Of course love is a tricky word in our language and day; but this is the word here for how God relates to us: “I will love them and reveal myself to them.” Okay—but like Jesus—this is really concrete. We are not an idea to God, but something real and concrete. Neither is God to us- Jesus is making the case- nor one another. You cannot fall in love with an idea- but with another person; which calls for vulnerability. Which God does in Jesus and we are called to as well: engagement- like any relationship- what one cannot entirely comprehend, but that unfolds in myriad experiences: conversations, distances- even conflict, laughter and profound silences. The mystics always use the language of love to talk about God: Heart-rending, captivating, artful relationship. (Poem?)

Love—of and wih—the Divine is this process of discovering (as Richard Rohr says) a “hidden wholeness” that unfolds on a field of vulnerability. Jesus—even as he is talking now—is giving his best “advice” in this farewell speech before suffering for the sake of relationship. This act of the cross reveals to us a solidarity with our own suffering and is for us to take in at a gut level- not so much figure out. Like love. There is no theory involved here, just experience of the other.

Richard Rohr defines love as given-ness. He says, “When you give yourself to something, you are saying: ‘I’m happy that you exist. I’m so happy that you are here.’” There is no immediate judgement in love (like we often do as we saw in the weeds and wheat parable last week) in that we are approached—not with the immediate analysis of what we are not, but with what we are—and so we, too, can do this. It is a practice that allows growth. “For-given-ness” or “For-giveness”. Before we can do anything great or anything stupid and all the things in between, is the given-ness. God does not decide every now and then to forgive someone because they earned it, but the vulnerable engagement of God with us that allows love to blossom. 

The commandments that Jesus is talking about here might be a nod to the Jewish way of relating to God though these long-standing good teachings, but Jesus has also summed them up: “Love your neighbor as yourself.” So, in a way, he just keeps repeating himself here in the gospel of John: Where there is love (like “if”), we just ARE loving with other people (“commandments”). Of course, this probably won’t happen if we avoid the relationship—what John calls the “world” or the ignoring of “rejection” of Jesus. This doesn’t mean there isn’t potential. It just means that without seeing and recognizing, there is limitations to how far the relationship can go.

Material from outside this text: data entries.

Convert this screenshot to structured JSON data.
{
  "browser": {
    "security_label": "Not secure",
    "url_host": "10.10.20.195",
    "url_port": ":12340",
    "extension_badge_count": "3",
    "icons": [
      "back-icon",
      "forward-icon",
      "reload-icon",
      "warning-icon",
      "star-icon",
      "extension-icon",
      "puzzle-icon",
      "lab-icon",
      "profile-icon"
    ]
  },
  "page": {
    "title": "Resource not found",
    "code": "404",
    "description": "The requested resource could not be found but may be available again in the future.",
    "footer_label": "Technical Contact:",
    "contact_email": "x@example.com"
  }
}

Paul on the Areopagus (aren’t you glad you didn’t have to read that word?) which is a rocky outcropping part of the way up to the acropolis topped with temples in Athens where people often gave talks to promote their views (early Facebook…), he doesn’t start by telling everyone that they are wrong. He calls them to relationship by taking what practices and objects they already have in place that express a desire for connection to the Source and Ground of their being. He doesn’t judge or destroy—just builds on it: Spreading this vision of creation and humanity—and God’s relationship to it—as being both grand, and close and accessible; better than a image or temple made by humans. In a sense, Paul is saying, “you’re sorta on the right track and now you can know, God is here!” Their impulses are not off “in him we live and move and have our being” and God is here. And God is like this: Assuring you all: Just look at Jesus who was raised from the dead. There is joy and life in this relationship.

Love will—for certain—cause us to leave some things behind: Habits, identifications, biases, beliefs- even religious ones- that really just kept us away from God and who God knows us to be as beloved. But love is not a forceful demand, rather a wooing that draws us to it. Thanks be to God. Amen.